Con una Eucaristía y una jornada formativa la Asociación de Educadores católicos conmemoró el Día del Educador Católico, la misma inició con la celebración de la Eucaristía.
Durante la celebración, el arzobispo de Cochabamba, Mons. Oscar Aparicio, invitó a los educadores a redescubrir la esencia de su vocación, afirmando que la misión educativa solo puede comprenderse plenamente desde la fe.
"Como educadores católicos, si no miramos nuestra historia con ojos de fe es poco lo que podemos hacer; si no leemos nuestra identidad con ojos de fe, es poco lo que podemos hacer", expresó.
El prelado recordó que el primer deber de un educador católico es mantener una profunda relación con Dios y transmitirla a las nuevas generaciones.
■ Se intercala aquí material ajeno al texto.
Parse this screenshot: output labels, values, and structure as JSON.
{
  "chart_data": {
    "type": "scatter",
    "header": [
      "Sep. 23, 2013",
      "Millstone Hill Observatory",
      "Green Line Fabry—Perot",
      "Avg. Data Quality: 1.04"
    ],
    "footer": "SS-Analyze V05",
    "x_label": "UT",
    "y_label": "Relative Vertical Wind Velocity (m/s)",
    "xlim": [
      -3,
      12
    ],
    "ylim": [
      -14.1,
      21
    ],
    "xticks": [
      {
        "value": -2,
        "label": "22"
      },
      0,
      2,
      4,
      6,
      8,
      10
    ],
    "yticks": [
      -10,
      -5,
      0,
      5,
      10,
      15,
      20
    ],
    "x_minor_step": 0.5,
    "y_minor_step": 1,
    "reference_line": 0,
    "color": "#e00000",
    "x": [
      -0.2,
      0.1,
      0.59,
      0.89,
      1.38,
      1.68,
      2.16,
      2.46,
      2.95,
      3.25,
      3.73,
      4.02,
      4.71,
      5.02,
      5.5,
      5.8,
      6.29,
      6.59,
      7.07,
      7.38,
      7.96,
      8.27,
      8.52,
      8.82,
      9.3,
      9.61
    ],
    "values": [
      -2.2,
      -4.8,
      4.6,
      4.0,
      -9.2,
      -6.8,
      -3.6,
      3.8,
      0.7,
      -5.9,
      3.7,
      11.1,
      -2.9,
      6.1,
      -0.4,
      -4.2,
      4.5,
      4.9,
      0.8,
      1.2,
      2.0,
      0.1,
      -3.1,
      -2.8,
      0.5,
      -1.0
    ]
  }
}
"Lo primero que un educador católico debe hacer es apoyarse en Dios y darlo a conocer. Ustedes tienen al mando a tantos jóvenes; no pueden olvidarse de esto, hermanos y hermanas", señaló.
Mons. Aparicio destacó que la educación católica no puede reducirse únicamente a la transmisión de conocimientos, sino que tiene como fundamento el anuncio de Jesucristo y la formación en la fe. "Si educamos, educamos en la fe sobre todo; somos parte de una comunidad, somos Iglesia, con una identidad apoyada en Jesús y apoyada en Dios", afirmó.
Asimismo, recordó que los educadores no trabajan de manera aislada, sino como miembros de la Iglesia, llamados a realizar su misión en nombre de Cristo y al servicio de la comunidad.
Mons. Iván Vargas los anima a vivir su vocación con compromiso
Posteriormente, el obispo auxiliar de Cochabamba, Mons. Iván Vargas, invitó a los docentes a redescubrir su identidad y vocación como maestros católicos.
Durante su intervención, señaló que el desafío principal consiste en no reducir la labor educativa a una función laboral, sino comprenderla como una auténtica vocación de servicio.
"No somos funcionarios; somos profesores o maestros por vocación, e incluso por vocación divina", afirmó.
Mons. Vargas destacó que un verdadero educador no solo transmite conocimientos, sino que forma corazones y transforma vidas, acompañando el crecimiento humano y espiritual de sus estudiantes.
El Obispo Auxiliar también animó a los maestros a asumir con responsabilidad los desafíos que plantea el avance de la tecnología y la constante necesidad de actualización profesional, invitándolos a participar en procesos permanentes de formación e investigación para responder mejor a las necesidades de las nuevas generaciones.
Finalmente, recordó una enseñanza del papa Francisco al definir al maestro como "un artesano de humanidad", porque tiene la misión de moldear, acompañar y hacer crecer a cada estudiante, ayudándolo a desarrollar plenamente sus capacidades y valores.
"Por nuestras manos pasan estudiantes que, con dedicación, esfuerzo y amor, pueden convertirse en verdaderas joyas para la sociedad", expresó.
Al concluir su mensaje, Mons. Iván Vargas agradeció el compromiso de los educadores católicos de Cochabamba por transmitir, además de conocimientos, los valores del Evangelio en las aulas, alentándolos a continuar su misión con entusiasmo y fidelidad.
La jornada concluyó con un renovado compromiso de los educadores de seguir formando a las nuevas generaciones desde la fe, el servicio y la esperanza, respondiendo al llamado de la Iglesia de ser auténticos testigos de Cristo en el ámbito educativo.